Baker said it was crucial that the Obama administration increased the VA's budget from $98 billion to $113 billion in FY 2010, because that let the department add more programmers. They came not a moment too soon, in light of criticism leveled during a March 18 summit that assessed all VA claims processing for 2010, academic and otherwise. Its organizer, House Veterans' Affairs Chairman Bob Filner, D-Calif., described the existing system as an "insult to veterans" and said swift, effective computerization is the only solution.
"It looks like we are going backwards rather than forward," Filner said to the summit panel. "No matter how much we raise the budget, no matter how many people we hire, the backlog seems to get bigger."
Baker said much of the confusion last fall resulted from underestimating the "amended awards" benefits system, which determines how much money goes to the student through factors such as length of service and class credits being taken. Since the student gets a housing stipend check and the college gets tuition payments, the software is designed to match benefits with different states' college standards and definitions of tuition.
"We've been able to reach the bottom of those amended awards, and that's why they're going to be ready for the next version, but we had to take them out for this upcoming version," Baker said about the cautious optimism surrounding the first version of the software.
Some veterans groups, like Student Veterans of America, are pleased with the program's comprehensive coverage -- for those students whose benefits have been processed in full.
Last year there was widespread criticism over claims delays; recently, Paul Sullivan, spokesman for Veterans for Common Sense, also criticized the ongoing implementation of benefits because "education experts should have been consulted" in the drafting of the bill to streamline tuition processing.
The G.I. Bill was met with a deluge of claims when it debuted, and a backlog remains for some students and universities, said Sen. Jim Webb, D-Va., who authored the 2008 law.
"The backlog for veterans' benefits was 600,000 even before the G.I. Bill," Webb said. "If they could do it for 7.8 million people after World War II before the age of computers, one would expect they could do it for these people."
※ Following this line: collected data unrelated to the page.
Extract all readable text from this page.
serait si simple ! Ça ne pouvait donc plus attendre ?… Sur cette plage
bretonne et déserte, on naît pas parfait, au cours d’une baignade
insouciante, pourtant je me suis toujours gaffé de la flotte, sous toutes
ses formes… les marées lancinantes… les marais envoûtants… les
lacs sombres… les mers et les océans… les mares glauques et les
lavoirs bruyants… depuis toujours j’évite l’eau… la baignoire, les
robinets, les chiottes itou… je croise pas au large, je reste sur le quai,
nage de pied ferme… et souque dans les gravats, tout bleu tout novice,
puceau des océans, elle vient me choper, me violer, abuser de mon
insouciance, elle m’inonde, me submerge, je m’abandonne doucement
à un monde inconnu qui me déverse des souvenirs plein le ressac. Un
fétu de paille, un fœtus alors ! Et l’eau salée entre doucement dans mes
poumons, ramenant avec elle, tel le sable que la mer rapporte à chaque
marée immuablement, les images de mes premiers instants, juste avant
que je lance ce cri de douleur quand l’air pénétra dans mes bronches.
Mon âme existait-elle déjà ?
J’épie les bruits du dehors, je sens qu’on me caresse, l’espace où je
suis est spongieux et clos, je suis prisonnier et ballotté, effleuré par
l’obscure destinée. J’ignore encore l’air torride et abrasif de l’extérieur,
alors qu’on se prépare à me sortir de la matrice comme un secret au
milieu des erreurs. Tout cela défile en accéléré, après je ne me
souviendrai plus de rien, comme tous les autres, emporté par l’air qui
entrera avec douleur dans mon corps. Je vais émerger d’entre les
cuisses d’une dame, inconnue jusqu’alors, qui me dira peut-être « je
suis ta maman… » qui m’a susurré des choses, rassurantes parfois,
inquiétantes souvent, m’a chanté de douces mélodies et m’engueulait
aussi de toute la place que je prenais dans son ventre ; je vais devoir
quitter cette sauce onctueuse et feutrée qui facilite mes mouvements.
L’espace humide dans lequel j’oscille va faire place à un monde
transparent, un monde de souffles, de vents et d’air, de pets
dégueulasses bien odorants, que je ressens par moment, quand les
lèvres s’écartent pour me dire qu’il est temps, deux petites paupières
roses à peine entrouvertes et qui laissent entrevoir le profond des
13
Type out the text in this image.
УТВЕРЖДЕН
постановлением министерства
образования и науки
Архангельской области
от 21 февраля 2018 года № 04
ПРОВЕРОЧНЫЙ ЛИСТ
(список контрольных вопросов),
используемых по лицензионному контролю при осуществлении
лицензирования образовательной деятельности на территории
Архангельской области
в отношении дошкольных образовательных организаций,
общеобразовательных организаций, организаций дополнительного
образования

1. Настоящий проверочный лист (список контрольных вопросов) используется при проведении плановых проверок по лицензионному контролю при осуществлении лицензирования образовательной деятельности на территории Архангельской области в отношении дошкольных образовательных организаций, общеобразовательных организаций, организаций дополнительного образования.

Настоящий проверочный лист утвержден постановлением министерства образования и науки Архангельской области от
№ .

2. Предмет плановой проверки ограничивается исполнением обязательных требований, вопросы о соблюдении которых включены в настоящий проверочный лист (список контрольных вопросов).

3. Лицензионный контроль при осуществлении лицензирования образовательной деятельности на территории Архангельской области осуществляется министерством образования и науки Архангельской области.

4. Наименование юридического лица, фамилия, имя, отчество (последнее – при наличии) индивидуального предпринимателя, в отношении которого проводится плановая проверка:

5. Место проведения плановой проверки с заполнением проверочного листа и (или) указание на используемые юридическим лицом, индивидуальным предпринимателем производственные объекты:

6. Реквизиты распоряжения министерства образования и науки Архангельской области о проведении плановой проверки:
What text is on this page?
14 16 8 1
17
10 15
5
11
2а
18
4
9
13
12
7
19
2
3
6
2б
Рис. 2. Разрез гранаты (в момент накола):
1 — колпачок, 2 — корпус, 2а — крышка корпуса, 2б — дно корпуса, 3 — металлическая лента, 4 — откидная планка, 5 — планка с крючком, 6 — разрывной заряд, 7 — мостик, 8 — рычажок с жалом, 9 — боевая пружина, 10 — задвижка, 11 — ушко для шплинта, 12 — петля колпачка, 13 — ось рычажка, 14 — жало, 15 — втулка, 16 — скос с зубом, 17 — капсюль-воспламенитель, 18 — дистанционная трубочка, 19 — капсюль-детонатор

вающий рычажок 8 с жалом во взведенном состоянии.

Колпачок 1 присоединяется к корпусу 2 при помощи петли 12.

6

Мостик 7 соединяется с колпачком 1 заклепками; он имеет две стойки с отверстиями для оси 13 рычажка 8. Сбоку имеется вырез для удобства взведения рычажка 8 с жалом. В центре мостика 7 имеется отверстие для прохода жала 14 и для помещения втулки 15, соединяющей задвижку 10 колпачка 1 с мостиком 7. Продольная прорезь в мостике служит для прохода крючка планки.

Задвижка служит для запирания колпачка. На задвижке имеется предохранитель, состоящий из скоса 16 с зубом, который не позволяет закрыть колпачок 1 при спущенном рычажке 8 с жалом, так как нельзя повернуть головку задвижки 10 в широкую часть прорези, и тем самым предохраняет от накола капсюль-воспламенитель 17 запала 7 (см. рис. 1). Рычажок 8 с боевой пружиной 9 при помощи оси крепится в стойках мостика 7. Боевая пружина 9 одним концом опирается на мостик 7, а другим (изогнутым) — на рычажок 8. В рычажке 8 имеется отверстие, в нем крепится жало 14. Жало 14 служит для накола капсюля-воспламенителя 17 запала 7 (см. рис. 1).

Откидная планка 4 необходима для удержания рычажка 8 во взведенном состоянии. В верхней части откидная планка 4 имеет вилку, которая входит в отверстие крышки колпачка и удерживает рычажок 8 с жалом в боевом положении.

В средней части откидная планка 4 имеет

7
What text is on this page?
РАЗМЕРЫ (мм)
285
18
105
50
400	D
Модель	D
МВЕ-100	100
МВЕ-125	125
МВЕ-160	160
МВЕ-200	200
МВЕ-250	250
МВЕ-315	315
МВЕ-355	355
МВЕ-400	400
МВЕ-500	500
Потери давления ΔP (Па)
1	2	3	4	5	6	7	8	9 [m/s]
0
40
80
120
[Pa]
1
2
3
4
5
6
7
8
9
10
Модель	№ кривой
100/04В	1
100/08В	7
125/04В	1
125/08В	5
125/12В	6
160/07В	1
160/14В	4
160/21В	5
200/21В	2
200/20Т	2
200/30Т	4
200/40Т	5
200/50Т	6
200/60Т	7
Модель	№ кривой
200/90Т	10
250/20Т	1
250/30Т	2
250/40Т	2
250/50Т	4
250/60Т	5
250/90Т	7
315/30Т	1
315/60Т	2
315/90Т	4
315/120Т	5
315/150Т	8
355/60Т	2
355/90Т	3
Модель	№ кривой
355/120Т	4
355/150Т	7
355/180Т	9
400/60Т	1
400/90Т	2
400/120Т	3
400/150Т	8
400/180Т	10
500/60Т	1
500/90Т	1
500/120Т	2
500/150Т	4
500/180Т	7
Numbers from the Department of Veterans Affairs show some evidence benefits processing has gained steam. In January, approximately $237 million was paid to veterans for education claims, as opposed to approximately $58 million in September, during the second month of the program.
But while fewer than 12,000 accepted benefits claims for the spring semester have not been processed, approximately 58,000 of the approximately 435,000 applications have been rejected since the bill took effect for unspecified reasons.
Acting Under Secretary for Benefits Michael Walcoff, who started in the Veterans Benefits Administration during the Bush administration, said his group is paying close attention to avoid the mistakes of the fall semester.
"Whatever the law is I think veterans have a right to expect that we're going to do whatever is necessary for them to get their benefits," Walcoff said. "And the fact that we had a problem in the fall, I'm not going to say it's because the bill is so complex, I can't do that. I'm not going to blame that on anybody but us."
Eric Hilleman, director of Veterans of Foreign Wars' legislative service, credits Veterans Affairs Secretary Eric Shinseki with generating momentum to work through the bill's complications when he came into office. Shinseki distributed $3,000 emergency loans in October to veterans whose claims had not been processed.
"Asking the VA to administer a benefit more complicated than existing processes was a tough challenge," Hilleman said. The Veterans Benefits Administration "has not had a sound track record with software programs."
With those advance checks due to begin recouping on April 15, the April 1 deadline is all the more urgent. Although Space and Naval Warfare Systems Command failed to meet its August 2009 deadline to design complete the GI Bill benefits software, Baker was confident that "pre-existing relationship" will help complete the final version of the claims processing software by December as a "long-term solution."
The VBA is so focused on meeting that computerizations deadline that its director of education services, Keith Wilson, spoke before the House Veterans' Affairs Committee on Feb. 25, advising against "significant changes to the Post-9/11 GI Bill" before December.
To meet these demands for efficiency, Baker said they are taking a more step-by-step approach to release the software by sticking to milestones and prioritizing completion of simpler goals, like processing backlogged claims, before completing new ones to stay productive.
"We're going to run real claims through it by real claims examiners and make sure we have what we're looking for," Baker said.